The Usual Suspects has a storyteller who tells us exactly what he wants us to know; Fight Club has a storyteller who tells us what he thinks is true (but isn’t); Identity tells us two stories that end up being connected; but High Tension presents a reality that makes no sense once the truth of the situation is revealed. It doesn’t so much sink into place as it jars everything out of orbit.

It’s a twist that threatens to undermine the entire film, a third act screaming, “Just kidding!” Did you know everything in Big Fish happens in the mind of a serial killer? Or that Dorthy from The Wizard of Oz is actually Keyser Soze? When your God’s eye view narrative doesn’t line up with your twist, you could tack any ending you wanted onto anything.

Revealing a radically different reality near the end of a film only works if it also lines up with what we’ve seen so far. Or if the narrator is an unreliable one (who we trust to our own detriment). Otherwise, the audience will feel betrayed or, at the very least, will feel as if the filmmaker is too lazy to earn our shock.

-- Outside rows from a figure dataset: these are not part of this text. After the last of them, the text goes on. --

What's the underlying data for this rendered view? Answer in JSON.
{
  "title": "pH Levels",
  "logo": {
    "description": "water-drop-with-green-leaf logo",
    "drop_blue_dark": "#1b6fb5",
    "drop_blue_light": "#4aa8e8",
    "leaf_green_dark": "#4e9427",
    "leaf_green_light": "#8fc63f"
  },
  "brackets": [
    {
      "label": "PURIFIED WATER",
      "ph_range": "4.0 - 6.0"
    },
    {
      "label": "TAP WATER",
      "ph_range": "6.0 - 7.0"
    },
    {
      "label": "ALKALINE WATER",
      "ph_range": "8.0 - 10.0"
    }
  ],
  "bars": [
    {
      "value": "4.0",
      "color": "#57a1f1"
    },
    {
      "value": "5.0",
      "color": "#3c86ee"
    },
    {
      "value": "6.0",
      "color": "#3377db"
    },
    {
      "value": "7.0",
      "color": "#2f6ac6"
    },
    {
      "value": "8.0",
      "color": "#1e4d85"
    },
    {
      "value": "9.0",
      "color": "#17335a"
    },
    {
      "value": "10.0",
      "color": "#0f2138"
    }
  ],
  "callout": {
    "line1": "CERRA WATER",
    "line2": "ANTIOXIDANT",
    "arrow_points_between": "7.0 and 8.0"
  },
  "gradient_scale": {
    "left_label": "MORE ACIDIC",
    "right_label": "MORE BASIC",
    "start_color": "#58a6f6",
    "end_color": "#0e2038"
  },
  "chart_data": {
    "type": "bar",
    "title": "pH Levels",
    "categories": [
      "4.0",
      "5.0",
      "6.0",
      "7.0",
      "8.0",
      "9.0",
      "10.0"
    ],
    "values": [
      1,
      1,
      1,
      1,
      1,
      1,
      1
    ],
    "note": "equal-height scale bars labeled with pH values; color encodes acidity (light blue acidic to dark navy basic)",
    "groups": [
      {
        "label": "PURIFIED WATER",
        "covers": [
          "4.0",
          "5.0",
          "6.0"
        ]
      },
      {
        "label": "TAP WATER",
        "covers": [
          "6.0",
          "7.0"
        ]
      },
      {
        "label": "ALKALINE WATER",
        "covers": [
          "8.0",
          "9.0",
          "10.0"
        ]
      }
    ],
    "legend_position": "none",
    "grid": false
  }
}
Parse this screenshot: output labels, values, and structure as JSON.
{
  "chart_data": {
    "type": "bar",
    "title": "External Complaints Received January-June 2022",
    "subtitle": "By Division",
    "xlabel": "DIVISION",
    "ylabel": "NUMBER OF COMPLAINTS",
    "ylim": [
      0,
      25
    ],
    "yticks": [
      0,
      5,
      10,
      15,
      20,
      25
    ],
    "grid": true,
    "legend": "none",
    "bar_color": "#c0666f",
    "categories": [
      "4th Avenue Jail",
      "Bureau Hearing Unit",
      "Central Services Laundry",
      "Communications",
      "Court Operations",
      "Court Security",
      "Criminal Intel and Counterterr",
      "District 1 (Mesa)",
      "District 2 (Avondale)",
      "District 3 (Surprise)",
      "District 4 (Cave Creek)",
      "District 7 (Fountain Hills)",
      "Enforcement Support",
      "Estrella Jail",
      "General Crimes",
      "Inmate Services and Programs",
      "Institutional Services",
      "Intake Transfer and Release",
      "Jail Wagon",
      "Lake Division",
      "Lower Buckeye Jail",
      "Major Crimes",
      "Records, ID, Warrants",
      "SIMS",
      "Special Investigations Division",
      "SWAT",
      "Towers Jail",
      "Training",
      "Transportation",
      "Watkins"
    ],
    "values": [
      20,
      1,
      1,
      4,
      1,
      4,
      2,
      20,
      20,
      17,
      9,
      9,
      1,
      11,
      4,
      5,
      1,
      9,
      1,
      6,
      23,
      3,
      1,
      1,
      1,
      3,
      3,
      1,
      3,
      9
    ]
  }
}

What Works and What Doesn’t

By looking at these films, I think I’ve laid down a few specific elements to achieve what Anders was promoting as a golden rule of twisting narratives. Unreliable narrators seem like bread and butter here — specifically, because they allow screenwriters the means to invisibly lead us down the garden path before revealing someone’s true intentions. It offers a kind of scapegoat to point to. “He was telling the story and lied, not me.”

Without the unreliable narrator (i.e., with a third person omniscient behind the wheel), things get a lot trickier, and you ultimately have to tell your story as if the audience knows the truth all along while concealing the truth from them. The Sixth Sense is an obviously good example of this. It’s not a specific character telling us the story, but we get a lot of information from a young child who never feels the need to express specifically that his therapist is dead. Why would he?

Plus, unlike Identity, two seemingly disparate stories (a therapist being shot in his home by a disgruntled client and a little boy freaking out about all the ghosts around him) are tied together in an understandable way because of the plausibility that the therapist survived the shooting. We don’t see him die, so when he shows back up (weathered and beaten down), it’s easy to assume we’ve jumped in time after his recovery to see the aftermath the attack has put on him and his relationship. Unlike the serial killer in Identity, Dr. Crowe is an active part of both the prologue and the main story of The Sixth Sense. He fits in, so we’re never looking to how he fits in. A great test for this is watching the movie while knowing the twist to see how many plot holes you can spot. With The Sixth Sense, things are almost completely clean while, with High Tension, none of the killings make sense anymore.

Out of all this, the major lesson is: don’t lie. Have your characters do it for you.